WATERLOO -- KWWL-TV has never been set in its ways.
But the Waterloo television station has been settled in its home at East Fourth and Franklin streets for 58 years.
Now that home is being remodeled.
The station's headquarters is getting a brand-new look on the air and a touch of historic nostalgia on the outside.
"The entire news operation is moving," station manager Jim McKernan said. The newsroom and news set are relocating from ground level to state-of-the-art facilities on the second floor.
KWWL News anticipates broadcasting from its new set within about 10 days.
Once that move is complete, a major renovation of the ground floor will begin, McKernan said. It will be home to new administrative offices.
A complete facelift and renovation of the 1914 building is under way. The station's main entrance, and its address, will shift from East Fourth Street to East Fifth Street. First-floor slate paneling will be removed and windows restored along Franklin and East Fourth.
The station and its owner, Quincy Media Inc., are committed to downtown Waterloo, McKernan said. What was a $5.2 million project is now more than $9 million.
"The initial estimates didn't take into account some of the things we ultimately found as we dug deeper," McKernan said. "It was that much more intricate, particularly from a historic standpoint. All of it, from top to bottom, was just more involved than what we originally thought."
The project has also become somewhat of an archaeological dig. Everything from a massive coal bin that once served the building to foundations of old homes from more than 75 years ago have been discovered.
The project is half done, McKernan said. The part that's finished is what viewers and the general public will see first.
”From a television standpoint this is state of the art, and the video capabilities we have with these monitors is superior," McKernan said. There are multiple remote monitors, and reports can be projected on the video panels behind the anchor desk. Half the space will be devoted to an enhanced weather operation.
The color of the set can be changed -- orange for morning, blue for evening and even red, white and blue for election night coverage.
"For breaking weather and breaking news we can change it to a dominant red color," said news director Shane Moreland. It also has energy-efficient LED lighting.
It's will be a big change from the news department's current catacomb-like setting.

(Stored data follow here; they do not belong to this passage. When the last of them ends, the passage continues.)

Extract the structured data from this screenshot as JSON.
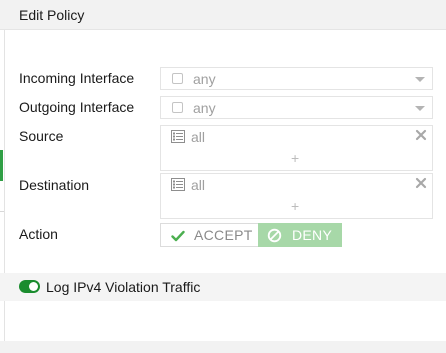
{
  "dialog": {
    "title": "Edit Policy"
  },
  "fields": {
    "incoming_interface": {
      "label": "Incoming Interface",
      "value": "any"
    },
    "outgoing_interface": {
      "label": "Outgoing Interface",
      "value": "any"
    },
    "source": {
      "label": "Source",
      "value": "all",
      "add_symbol": "+"
    },
    "destination": {
      "label": "Destination",
      "value": "all",
      "add_symbol": "+"
    },
    "action": {
      "label": "Action",
      "options": [
        "ACCEPT",
        "DENY"
      ],
      "selected": "DENY"
    }
  },
  "logging": {
    "label": "Log IPv4 Violation Traffic",
    "enabled": true
  },
  "colors": {
    "accent_green": "#1a8c2e",
    "deny_active": "#a7d8a8",
    "accept_check": "#4caf50"
  }
}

"What the big difference is going to be for the newsroom is ... windows!" McKernan said.
"Ron Steele has never seen a sunset," Moreland joked, referring to the station's longtime news anchor.
Steele confirmed that.
"I'm totally looking forward to that, just being able to look out the window after all this time," Steele said, adding with a smile, "It's a spiritual thing."
The newsroom will be located next to the news set. Morning, weekend and evening news producers, reporters and anchors will be grouped together, and an assignment desk of newsroom executives will feature a social news operation.

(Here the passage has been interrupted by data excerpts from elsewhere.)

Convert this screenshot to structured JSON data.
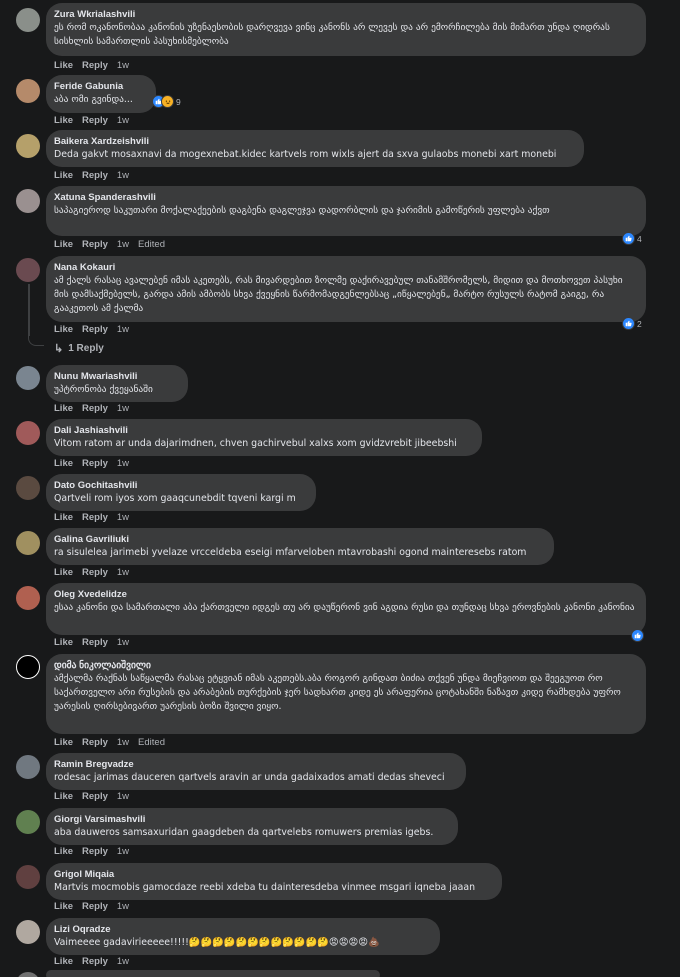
{
  "actions": {
    "like": "Like",
    "reply": "Reply",
    "edited": "Edited"
  },
  "comments": [
    {
      "author": "Zura Wkrialashvili",
      "text": "ეს რომ ოკანონობაა კანონის უზენაესობის დარღვევა ვინც კანონს არ ლევეს და არ ემორჩილება მის მიმართ უნდა ღიდრას სისხლის სამართლის პასუხისმებლობა",
      "time": "1w",
      "avatar": "#8a8f8a"
    },
    {
      "author": "Feride Gabunia",
      "text": "აბა ომი გვინდა...",
      "time": "1w",
      "avatar": "#b58a6a",
      "reaction_count": "9"
    },
    {
      "author": "Baikera Xardzeishvili",
      "text": "Deda gakvt mosaxnavi da mogexnebat.kidec kartvels rom wixls ajert da sxva gulaobs monebi xart monebi",
      "time": "1w",
      "avatar": "#b5a06a"
    },
    {
      "author": "Xatuna Spanderashvili",
      "text": "საპაგიეროდ საკუთარი მოქალაქეების დაგბენა დაგლეჯვა დადორბლის და ჯარიმის გამოწერის უფლება აქვთ",
      "time": "1w",
      "edited": true,
      "avatar": "#9a9090",
      "reaction_count": "4"
    },
    {
      "author": "Nana Kokauri",
      "text": "ამ ქალს რასაც ავალებენ იმას აკეთებს, რას მივარდებით ზოლმე დაქირავებულ თანამშრომელს, მიდით და მოთხოვეთ პასუხი მის დამსაქმებელს, გარდა ამის ამბობს სხვა ქვეყნის წარმომადგენლებსაც „იწყალებენ„ მარტო რუსულს რატომ გაიგე, რა გააკეთოს ამ ქალმა",
      "time": "1w",
      "avatar": "#6a4a50",
      "reaction_count": "2",
      "reply_text": "1 Reply"
    },
    {
      "author": "Nunu Mwariashvili",
      "text": "უპტრონობა ქვეყანაში",
      "time": "1w",
      "avatar": "#7a8590"
    },
    {
      "author": "Dali Jashiashvili",
      "text": "Vitom ratom ar unda dajarimdnen, chven gachirvebul xalxs xom gvidzvrebit jibeebshi",
      "time": "1w",
      "avatar": "#a05a5a"
    },
    {
      "author": "Dato Gochitashvili",
      "text": "Qartveli rom iyos xom gaaqcunebdit tqveni kargi m",
      "time": "1w",
      "avatar": "#5a4a40"
    },
    {
      "author": "Galina Gavriliuki",
      "text": "ra sisulelea jarimebi yvelaze vrcceldeba eseigi mfarveloben mtavrobashi ogond mainteresebs ratom",
      "time": "1w",
      "avatar": "#a09060"
    },
    {
      "author": "Oleg Xvedelidze",
      "text": "ესაა კანონი და სამართალი აბა ქართველი იდგეს თუ არ დაუწერონ ვინ აგდია რუსი და თუნდაც სხვა ეროვნების კანონი კანონია",
      "time": "1w",
      "avatar": "#b06050",
      "like_only": true
    },
    {
      "author": "დიმა ნიკოლაიშვილი",
      "text": "ამქალმა რაქნას საწყალმა რასაც ეტყვიან იმას აკეთებს.აბა როგორ გინდათ ბიძია თქვენ უნდა მიეჩვიოთ და შეეგუოთ რო საქართველო არი რუსების და არაბების თურქების ჯერ სადხართ კიდე ეს არაფერია ცოტახანში ნაზავთ კიდე რამხდება უფრო უარესის ღირსებივართ უარესის ბოზი შვილი ვიყო.",
      "time": "1w",
      "edited": true,
      "avatar": "#000000"
    },
    {
      "author": "Ramin Bregvadze",
      "text": "rodesac jarimas dauceren qartvels aravin ar unda gadaixados amati dedas sheveci",
      "time": "1w",
      "avatar": "#707880"
    },
    {
      "author": "Giorgi Varsimashvili",
      "text": "aba dauweros samsaxuridan gaagdeben da qartvelebs romuwers premias igebs.",
      "time": "1w",
      "avatar": "#608050"
    },
    {
      "author": "Grigol Miqaia",
      "text": "Martvis mocmobis gamocdaze reebi xdeba tu dainteresdeba vinmee msgari iqneba jaaan",
      "time": "1w",
      "avatar": "#604040"
    },
    {
      "author": "Lizi Oqradze",
      "text": "Vaimeeee gadavirieeeee!!!!!🤔🤔🤔🤔🤔🤔🤔🤔🤔🤔🤔🤔😡😡😡😡💩",
      "time": "1w",
      "avatar": "#b0a8a0"
    }
  ]
}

The station doesn't plan a special broadcast to mark the transition.
"We want the set to speak for itself, do our regular news coverage," Moreland said. "Viewers will see the same content. Hopefully they'll notice the difference."
The change required nearly six miles of wiring just in the news area, said Daniel Whealey, chief engineer.
"There isn't one wire related to television that hasn't been touched in this project in the past five years," Whealey said. "We want it to last for 30-plus years. We built it right the first time so we don't have to come back and do it again."
It's a major milestone in KWWL history -- in a historic building, McKernan said.
"We've got to adhere to historic standards because this is a project that's being supported by state and federal historic tax credits," he said, noting the KWWL building is now on the National Register of Historic Places. "It has to be exceptionally well planned out."
A new elevator replaces an old, freight-sized elevator harkening back to the when the building housed a car dealership.
The station parking lot is being renovated and expanded, including the former American Legion building site. Satellite dishes were relocated from roof to the north side of the property.
Quincy also invested in KWWL to be part of the broader rejuvenation of Waterloo's downtown.
"We hope to be an impetus in helping this neighborhood around us renovate as well. In our view, and the view of others, we are effectively extending downtown Waterloo with this project," McKernan said.